30代がん闘病記

2014発病・入院・結婚 → 2016転移・再入院・離婚 → 2018再出発 → 2022再々発 → 2023入院→2025最終章

2025/4/6 良くない近況報告

良くない近況報告をしようと思う。

残念ながら面白半分でこのブログの存在を周囲にバラした輩がいるので、面白がって見ている面識のある知り合いもいるだろう。そういった不幸目的で見ている連中にとっては、喜ばしい報告になるだろうか。人間の悪意は底なしだ。

 

実は昨年の12月より復職して、フルタイムで働いていた。首から下は元気なのがこの病気の特徴だ。最初は問題なく働けており、人生復調の兆しが見えたかに思えたが、ここ最近の状況はかなり悪くなっている。最悪と言ってよいだろう。

まだどこかのタイミングで休職するかもしれない。もうさすがに退職しかないだろうか。

そろそろ「覚悟」を決めるときが来たようだ。

 

・抗がん剤の副作用で耳鳴りが止まらない

・鼻の頭を起因とした慢性的な頭痛

・鼻水が止まらない

・唾液が出なくなりネバつきがひどくなった

・嚥下力が極端に落ち、固形物が呑み込めなくなった

・口が動かず言葉がまともに話せなくなった

・新たな場所へのがん転移

 

まず、体力面が最悪だ。

飲み込むのが辛いので、食事量が極端に落ち、流動食や柔らかい食べ物ばかり摂取するようになった。僕の身長からは信じられないくらいの体重になってしまっている。体力もないものだから、運動もできず、少し歩いただけで息切れしてしまう。体力がないと、生きる気力が湧いてこない。

 

精神面は完全に参ってしまっている。

絶え間ない耳鳴りで頭がおかしくなってしまった。新たながんの転移による極度の不安に晒され続けている。何より、口が動かず言葉が上手く出ないものだから、人と接するのが怖くなってしまい、人を避けながら生活するようになってしまった。人と話さないことは精神を著しく不安定にさせる。そして、母親の死による完全なる孤独。

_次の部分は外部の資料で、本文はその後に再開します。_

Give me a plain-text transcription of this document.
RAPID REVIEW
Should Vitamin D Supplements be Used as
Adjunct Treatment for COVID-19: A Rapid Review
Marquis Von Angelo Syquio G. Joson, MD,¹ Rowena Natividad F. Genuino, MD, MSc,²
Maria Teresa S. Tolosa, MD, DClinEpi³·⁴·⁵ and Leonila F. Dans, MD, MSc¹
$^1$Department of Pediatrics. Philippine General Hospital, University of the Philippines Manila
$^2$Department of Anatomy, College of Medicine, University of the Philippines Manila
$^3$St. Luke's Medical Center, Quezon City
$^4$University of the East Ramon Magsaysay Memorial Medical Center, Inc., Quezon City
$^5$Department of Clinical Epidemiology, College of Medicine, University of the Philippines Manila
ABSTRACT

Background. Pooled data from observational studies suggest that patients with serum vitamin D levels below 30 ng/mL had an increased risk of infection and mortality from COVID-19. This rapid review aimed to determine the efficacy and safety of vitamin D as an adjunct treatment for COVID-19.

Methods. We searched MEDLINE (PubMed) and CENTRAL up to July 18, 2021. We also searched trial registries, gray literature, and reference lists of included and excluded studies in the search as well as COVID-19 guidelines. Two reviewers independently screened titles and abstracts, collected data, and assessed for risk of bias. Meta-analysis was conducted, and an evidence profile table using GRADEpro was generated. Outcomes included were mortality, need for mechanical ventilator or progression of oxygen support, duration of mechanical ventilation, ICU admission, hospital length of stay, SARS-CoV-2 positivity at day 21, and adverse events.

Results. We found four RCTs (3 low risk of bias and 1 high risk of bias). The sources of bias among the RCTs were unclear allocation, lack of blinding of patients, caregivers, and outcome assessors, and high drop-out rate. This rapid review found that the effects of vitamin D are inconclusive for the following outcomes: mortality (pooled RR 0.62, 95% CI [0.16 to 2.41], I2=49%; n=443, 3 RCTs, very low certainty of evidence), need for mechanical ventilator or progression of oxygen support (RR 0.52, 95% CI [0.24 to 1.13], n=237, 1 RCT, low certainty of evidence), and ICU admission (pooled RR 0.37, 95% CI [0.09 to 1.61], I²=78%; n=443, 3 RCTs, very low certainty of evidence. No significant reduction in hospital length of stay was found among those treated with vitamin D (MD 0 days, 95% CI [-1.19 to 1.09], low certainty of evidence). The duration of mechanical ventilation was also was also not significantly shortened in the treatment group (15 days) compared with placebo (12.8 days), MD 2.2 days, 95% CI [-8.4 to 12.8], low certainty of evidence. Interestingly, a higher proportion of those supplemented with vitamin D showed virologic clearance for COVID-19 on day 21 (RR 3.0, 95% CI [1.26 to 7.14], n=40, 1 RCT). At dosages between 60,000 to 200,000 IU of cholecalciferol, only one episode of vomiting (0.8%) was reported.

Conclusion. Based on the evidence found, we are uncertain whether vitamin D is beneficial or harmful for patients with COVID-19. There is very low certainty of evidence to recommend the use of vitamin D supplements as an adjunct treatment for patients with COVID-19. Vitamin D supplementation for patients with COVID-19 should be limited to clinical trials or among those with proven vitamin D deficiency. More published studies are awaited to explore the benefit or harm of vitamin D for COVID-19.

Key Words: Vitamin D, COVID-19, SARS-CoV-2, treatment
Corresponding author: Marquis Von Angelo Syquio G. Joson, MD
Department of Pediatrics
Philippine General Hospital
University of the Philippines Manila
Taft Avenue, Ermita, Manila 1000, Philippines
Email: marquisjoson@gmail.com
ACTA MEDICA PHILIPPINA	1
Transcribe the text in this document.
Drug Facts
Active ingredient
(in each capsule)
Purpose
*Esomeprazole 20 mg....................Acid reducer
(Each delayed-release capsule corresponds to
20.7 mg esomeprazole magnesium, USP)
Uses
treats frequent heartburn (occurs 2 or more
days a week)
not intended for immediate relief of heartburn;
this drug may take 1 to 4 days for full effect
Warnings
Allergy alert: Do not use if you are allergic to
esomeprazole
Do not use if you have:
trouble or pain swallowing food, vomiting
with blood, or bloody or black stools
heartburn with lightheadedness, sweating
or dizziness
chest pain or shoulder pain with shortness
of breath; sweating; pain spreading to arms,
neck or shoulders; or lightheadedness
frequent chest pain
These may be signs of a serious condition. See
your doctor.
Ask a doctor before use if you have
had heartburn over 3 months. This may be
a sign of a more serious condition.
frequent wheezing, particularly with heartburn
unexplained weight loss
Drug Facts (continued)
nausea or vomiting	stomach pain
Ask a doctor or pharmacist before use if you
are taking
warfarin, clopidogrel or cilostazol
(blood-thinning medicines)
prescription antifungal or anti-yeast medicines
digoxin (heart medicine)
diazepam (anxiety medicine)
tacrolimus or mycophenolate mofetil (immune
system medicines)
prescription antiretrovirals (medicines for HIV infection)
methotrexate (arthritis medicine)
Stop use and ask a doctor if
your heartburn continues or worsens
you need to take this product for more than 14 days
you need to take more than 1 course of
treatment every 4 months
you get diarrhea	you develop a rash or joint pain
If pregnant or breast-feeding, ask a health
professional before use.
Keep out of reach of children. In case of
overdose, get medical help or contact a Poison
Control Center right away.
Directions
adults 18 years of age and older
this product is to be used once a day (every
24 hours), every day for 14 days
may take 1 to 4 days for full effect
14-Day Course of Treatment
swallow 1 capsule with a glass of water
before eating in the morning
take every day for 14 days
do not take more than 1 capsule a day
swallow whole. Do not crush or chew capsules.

主治医に抗不安剤を処方してもらうようになった。今まで、どれだけ苦しくても飲んでこなかったが、もう薬なしでは耐えられないのだ。

 

そして、いよいよ遺言書を書き始めている。

自分の人生が終わることを認めてしまうのが怖くて、ずっと先延ばしにしてきた。

僕には法定相続人が居ないので、遺言書を残さずに死ぬと、財産が国庫に帰属してしまう。親戚には死後の処理で色々世話になるだろうから、今まで世話になったお礼と、墓仕舞いなどの手間賃を兼ねて、分配することにした。母親の老後資金となる予定だった金が手つかずで残っているので、かなりの金額となっている。

貧困家庭出身で、しかも10年以上に渡って病気により何度もキャリアが分断された40代前半の男が残す財産としては、驚くべき金額と言ってよいだろう。自分がどれだけ頑張って生きてきたか、この残り財産が評価してくれているような気がする。

本当によく頑張って、諦めずに生き抜いた人生だったと思う。

 

先ほど近所の公園で桜を見てきた。

桜を見るといつも、希望に満ちて幸せだった頃を思い出す。

見納めになるかも知れない桜は、今年も変わらず穏やかに咲いていた。

来年も、僕がいなくなってからも、変わらず穏やかに咲き続けるのだろう。